From our analysis we found that the t-SNE projection of the embeddings maps items related to similar constructs close together in the embedding space. Despite some overlap due to ambiguous items or constructs with overlapping meanings, such as Agreeableness and Extraversion, the overall pattern suggests that embeddings derived from large language models capture semantic similarities among items.
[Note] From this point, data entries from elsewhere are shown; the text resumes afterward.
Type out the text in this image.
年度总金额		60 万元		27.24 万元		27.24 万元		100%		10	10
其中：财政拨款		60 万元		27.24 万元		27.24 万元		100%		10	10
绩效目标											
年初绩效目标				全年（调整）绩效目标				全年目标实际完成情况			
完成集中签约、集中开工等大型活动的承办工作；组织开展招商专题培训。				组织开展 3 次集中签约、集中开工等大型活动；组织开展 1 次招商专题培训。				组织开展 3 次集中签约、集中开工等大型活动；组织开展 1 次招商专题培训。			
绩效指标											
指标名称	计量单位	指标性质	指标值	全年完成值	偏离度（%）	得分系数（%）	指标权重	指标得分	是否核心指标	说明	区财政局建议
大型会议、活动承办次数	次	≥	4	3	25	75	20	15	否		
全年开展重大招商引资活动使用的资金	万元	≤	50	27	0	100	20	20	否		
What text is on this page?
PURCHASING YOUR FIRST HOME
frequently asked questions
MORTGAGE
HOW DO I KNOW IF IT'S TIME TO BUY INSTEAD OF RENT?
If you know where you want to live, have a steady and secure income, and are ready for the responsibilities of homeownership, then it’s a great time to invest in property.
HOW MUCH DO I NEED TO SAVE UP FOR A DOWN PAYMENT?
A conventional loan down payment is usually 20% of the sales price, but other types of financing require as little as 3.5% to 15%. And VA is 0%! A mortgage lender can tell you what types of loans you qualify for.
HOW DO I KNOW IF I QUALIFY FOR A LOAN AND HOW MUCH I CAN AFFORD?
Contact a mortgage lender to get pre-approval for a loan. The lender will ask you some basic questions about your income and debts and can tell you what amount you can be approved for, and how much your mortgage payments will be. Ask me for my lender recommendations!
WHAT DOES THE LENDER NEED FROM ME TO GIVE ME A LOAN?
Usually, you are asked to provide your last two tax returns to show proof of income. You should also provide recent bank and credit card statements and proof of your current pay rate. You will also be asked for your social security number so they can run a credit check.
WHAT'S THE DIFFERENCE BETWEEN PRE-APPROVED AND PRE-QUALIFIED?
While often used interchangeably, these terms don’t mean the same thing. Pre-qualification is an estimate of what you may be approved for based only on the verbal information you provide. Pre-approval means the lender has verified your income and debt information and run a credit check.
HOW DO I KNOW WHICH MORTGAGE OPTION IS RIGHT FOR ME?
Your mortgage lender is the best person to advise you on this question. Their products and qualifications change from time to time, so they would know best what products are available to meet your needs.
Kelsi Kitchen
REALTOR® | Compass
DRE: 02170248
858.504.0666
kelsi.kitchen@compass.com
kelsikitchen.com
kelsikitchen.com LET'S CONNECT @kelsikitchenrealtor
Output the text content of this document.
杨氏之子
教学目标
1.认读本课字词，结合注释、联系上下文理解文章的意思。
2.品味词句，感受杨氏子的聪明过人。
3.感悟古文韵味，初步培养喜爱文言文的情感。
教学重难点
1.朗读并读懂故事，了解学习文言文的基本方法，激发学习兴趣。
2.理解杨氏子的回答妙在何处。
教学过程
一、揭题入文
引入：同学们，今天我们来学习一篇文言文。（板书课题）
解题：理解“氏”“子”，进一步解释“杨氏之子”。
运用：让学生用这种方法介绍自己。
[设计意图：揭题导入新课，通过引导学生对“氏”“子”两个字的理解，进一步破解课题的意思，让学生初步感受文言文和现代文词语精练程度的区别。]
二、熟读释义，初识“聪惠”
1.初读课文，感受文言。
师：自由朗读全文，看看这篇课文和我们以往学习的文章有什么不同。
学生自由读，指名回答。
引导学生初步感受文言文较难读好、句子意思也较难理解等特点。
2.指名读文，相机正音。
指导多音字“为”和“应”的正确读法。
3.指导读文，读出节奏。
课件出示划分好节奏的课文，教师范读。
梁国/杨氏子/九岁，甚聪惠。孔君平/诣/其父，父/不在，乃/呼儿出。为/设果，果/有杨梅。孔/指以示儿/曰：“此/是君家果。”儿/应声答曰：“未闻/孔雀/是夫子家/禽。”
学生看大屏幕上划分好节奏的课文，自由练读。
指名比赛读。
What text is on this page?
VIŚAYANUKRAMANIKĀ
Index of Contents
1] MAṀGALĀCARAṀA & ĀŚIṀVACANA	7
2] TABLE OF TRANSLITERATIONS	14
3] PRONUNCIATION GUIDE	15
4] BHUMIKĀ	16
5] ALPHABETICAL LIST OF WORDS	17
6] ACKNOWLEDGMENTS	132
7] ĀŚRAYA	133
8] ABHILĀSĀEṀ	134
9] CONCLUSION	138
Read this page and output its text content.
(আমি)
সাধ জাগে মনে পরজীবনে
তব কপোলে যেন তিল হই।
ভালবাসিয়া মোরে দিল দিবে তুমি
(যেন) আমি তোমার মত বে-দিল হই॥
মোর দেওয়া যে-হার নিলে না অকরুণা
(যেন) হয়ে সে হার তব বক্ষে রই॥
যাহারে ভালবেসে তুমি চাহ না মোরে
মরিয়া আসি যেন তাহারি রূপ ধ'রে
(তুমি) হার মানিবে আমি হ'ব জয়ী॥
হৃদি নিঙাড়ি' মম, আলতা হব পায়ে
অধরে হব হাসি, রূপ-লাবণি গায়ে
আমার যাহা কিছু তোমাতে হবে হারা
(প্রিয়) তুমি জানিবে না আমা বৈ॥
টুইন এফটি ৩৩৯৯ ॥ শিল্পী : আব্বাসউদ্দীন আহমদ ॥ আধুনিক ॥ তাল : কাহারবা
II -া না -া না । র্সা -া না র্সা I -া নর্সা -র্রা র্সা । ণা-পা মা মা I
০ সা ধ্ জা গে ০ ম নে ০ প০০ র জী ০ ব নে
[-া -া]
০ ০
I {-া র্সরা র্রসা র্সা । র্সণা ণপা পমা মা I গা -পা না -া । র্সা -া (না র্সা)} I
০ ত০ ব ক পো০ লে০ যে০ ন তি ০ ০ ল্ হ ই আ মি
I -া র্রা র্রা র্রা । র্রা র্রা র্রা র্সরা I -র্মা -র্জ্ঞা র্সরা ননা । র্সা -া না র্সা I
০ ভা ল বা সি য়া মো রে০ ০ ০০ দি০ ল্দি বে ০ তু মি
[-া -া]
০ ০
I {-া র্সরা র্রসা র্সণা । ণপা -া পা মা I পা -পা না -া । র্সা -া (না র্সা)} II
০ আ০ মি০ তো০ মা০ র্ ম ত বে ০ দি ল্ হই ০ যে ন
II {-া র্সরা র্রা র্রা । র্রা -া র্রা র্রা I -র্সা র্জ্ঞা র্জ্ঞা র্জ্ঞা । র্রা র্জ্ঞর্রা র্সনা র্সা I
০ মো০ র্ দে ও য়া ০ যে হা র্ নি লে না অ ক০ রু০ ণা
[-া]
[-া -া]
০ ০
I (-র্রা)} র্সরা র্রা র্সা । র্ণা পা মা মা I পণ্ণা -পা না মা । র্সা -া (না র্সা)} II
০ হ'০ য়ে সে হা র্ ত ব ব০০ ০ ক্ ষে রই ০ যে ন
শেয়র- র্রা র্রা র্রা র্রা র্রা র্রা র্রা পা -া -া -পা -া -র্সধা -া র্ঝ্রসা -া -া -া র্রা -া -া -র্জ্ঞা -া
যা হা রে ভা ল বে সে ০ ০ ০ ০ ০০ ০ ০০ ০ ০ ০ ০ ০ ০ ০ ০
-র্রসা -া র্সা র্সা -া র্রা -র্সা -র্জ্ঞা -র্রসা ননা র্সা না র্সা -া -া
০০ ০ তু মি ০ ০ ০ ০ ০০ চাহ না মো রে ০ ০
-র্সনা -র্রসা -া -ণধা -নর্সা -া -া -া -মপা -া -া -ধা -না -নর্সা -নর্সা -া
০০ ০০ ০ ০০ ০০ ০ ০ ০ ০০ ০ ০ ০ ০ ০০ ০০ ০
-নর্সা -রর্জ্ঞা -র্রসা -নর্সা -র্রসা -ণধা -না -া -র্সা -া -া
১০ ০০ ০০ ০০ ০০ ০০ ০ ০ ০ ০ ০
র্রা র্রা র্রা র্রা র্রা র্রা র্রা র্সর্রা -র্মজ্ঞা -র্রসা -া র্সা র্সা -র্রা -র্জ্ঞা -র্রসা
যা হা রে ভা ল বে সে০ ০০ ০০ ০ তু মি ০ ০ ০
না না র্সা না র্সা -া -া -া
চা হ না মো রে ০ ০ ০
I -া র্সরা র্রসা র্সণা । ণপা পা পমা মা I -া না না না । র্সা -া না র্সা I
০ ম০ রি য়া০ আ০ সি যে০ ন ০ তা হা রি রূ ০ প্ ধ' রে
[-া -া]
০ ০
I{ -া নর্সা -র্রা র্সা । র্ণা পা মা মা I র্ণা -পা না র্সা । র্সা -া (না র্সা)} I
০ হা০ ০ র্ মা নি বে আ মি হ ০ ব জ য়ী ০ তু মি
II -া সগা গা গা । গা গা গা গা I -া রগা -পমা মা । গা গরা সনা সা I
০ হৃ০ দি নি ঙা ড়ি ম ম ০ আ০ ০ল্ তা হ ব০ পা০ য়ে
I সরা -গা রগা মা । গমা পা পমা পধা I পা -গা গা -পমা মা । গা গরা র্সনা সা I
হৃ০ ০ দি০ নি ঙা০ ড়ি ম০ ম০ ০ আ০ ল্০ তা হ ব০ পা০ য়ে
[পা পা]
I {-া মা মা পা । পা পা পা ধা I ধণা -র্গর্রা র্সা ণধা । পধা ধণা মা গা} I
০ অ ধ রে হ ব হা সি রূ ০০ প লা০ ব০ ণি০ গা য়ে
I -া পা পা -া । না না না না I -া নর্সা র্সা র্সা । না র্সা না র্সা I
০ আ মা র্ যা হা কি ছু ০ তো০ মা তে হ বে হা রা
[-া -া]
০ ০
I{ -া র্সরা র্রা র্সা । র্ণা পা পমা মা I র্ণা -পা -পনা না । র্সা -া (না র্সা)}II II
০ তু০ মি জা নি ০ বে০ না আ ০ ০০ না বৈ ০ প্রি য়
Moreover, the application of Principal Component Analysis (PCA) on the cosine correlation matrix of the embeddings reveals a latent space where items belonging to the same construct are grouped under a single principal component. This alignment with the theoretical structure provides further validation of the embedding analysis. Considering the comparison with human response data, the correlation between the item loadings derived from the embedded item representations and those obtained from analyzing human responses indicates a significant relationship. The high correlation observed, particularly within the same constructs, suggests that the semantic similarities captured by the embeddings effectively mirror the relationships observed in human subjects. Notably, a significant correlation is observed between the constructs of Agreeableness and Extraversion, indicating a meaningful association between these factors in both the embedding analysis and human responses. Overall, these findings support the notion that embeddings derived from large language models can successfully identify semantic similarities among items and, so, serve as a valid preliminary measure in the context of survey design.